Night’s Falling
By Jeff Baker
Ciallo walked out of the sea, his wings dripping wet.
“You’re not going to be able to fly that way,” Sillek called out. Sillek was his little brother.
“They’ll be dry by Night’s-Falling,” Ciallo said, drying his arms and chest with the towel he picked up from the beach. “All I have to do is…” He tensed his muscles and the feathered wings growing out of his shoulders began to beat furiously, spraying water in every direction. His little brother watched in admiration and envy. Ciallo was eight seasons old, almost a man. Sillek was three seasons younger; his wings still hadn’t grown fully.
The beach was nearly full of festival-goers, mostly families, a lot of them with picnic lunches. Some of them with young children whose wings were sprouting running around the beach, arms outstretched, pretending to fly. And young men flexing their wings, ready to fly.
The sun was arcing downward; it would be dusk soon. Night’s Falling. Ciallo looked around, trying to contain his excitement.

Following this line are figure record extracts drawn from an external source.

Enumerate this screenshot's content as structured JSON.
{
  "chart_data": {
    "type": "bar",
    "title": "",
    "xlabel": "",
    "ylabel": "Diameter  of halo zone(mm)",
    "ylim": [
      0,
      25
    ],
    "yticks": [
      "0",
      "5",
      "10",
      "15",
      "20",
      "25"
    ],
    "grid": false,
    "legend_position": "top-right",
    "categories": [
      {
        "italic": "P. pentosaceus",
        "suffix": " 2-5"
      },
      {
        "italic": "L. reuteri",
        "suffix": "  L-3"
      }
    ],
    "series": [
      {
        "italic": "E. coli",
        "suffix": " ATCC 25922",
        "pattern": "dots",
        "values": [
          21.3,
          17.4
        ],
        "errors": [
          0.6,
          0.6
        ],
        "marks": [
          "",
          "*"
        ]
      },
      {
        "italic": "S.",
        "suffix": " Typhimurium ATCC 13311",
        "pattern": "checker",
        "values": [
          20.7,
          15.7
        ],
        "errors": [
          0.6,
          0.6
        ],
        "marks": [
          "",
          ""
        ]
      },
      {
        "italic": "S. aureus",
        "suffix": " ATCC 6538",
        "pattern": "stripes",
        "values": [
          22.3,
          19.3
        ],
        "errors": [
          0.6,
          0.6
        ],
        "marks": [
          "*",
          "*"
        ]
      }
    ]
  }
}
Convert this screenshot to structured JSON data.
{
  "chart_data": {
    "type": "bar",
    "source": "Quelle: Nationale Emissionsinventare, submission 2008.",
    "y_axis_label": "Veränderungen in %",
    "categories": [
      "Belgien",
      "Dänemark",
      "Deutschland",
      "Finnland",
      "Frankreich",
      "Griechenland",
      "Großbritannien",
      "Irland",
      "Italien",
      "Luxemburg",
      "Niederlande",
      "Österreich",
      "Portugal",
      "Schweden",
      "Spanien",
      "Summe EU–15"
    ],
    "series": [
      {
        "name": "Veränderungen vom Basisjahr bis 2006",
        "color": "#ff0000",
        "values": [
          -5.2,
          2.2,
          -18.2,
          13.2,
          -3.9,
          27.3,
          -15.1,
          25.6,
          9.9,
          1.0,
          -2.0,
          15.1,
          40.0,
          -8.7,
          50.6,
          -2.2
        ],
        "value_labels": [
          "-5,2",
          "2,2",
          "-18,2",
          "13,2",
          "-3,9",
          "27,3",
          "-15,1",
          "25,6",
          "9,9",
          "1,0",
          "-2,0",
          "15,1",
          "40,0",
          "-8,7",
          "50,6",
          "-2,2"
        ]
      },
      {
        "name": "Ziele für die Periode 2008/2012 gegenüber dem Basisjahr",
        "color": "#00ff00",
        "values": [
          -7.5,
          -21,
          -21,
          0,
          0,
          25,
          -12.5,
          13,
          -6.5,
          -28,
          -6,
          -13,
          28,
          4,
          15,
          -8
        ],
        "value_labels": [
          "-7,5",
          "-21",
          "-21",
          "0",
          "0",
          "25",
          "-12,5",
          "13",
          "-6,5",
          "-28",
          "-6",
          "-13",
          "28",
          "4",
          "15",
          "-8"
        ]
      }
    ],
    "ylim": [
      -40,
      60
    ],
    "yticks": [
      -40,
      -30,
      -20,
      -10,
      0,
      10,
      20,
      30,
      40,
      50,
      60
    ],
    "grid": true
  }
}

This was the climax of the festival; he’d never been a part of it before, especially not at the sea’s edge.
They ate light as Ciallo and Sillek’s parents explained that the beach had been very different millions of years ago.
“Before the Big Collision…” Mother was saying.
“The Big Slow Collision,” Father laughed.
“Some people say it never happened, that the Galaxy always was this way and was never two separate galaxies,” Father said. “It’s called ‘Bent-Plate Theory.’ But in truth, the two Galaxies were separate and then slowly moved together and finally merged. We can see the large, flat disc of the other Galaxy through most of the summer.”
“The joining caused gravitic shifts and chaos where stars passed close to other stars,” Mother said. “Civilizations vanished, others fled to other worlds. Our own people were the result of two such species merging. We didn’t always have wings,” she added smiling at Ciallo.
The sky darkened quickly. Soon a few stars could be seen in the sky and the reddish planet Marso high in the sky. And as the light of dusk receded over the sea it was replaced by the whitish-pinkish disc of the galaxy which stuck out at an angle from the heart of the galaxy it had invaded millennia ago. With shouts of excitement, Ciallo and the other young men and women flew into the air and began circling, silhouetting the dim disc which had once been called, in the planet’s dim memory, Andromeda.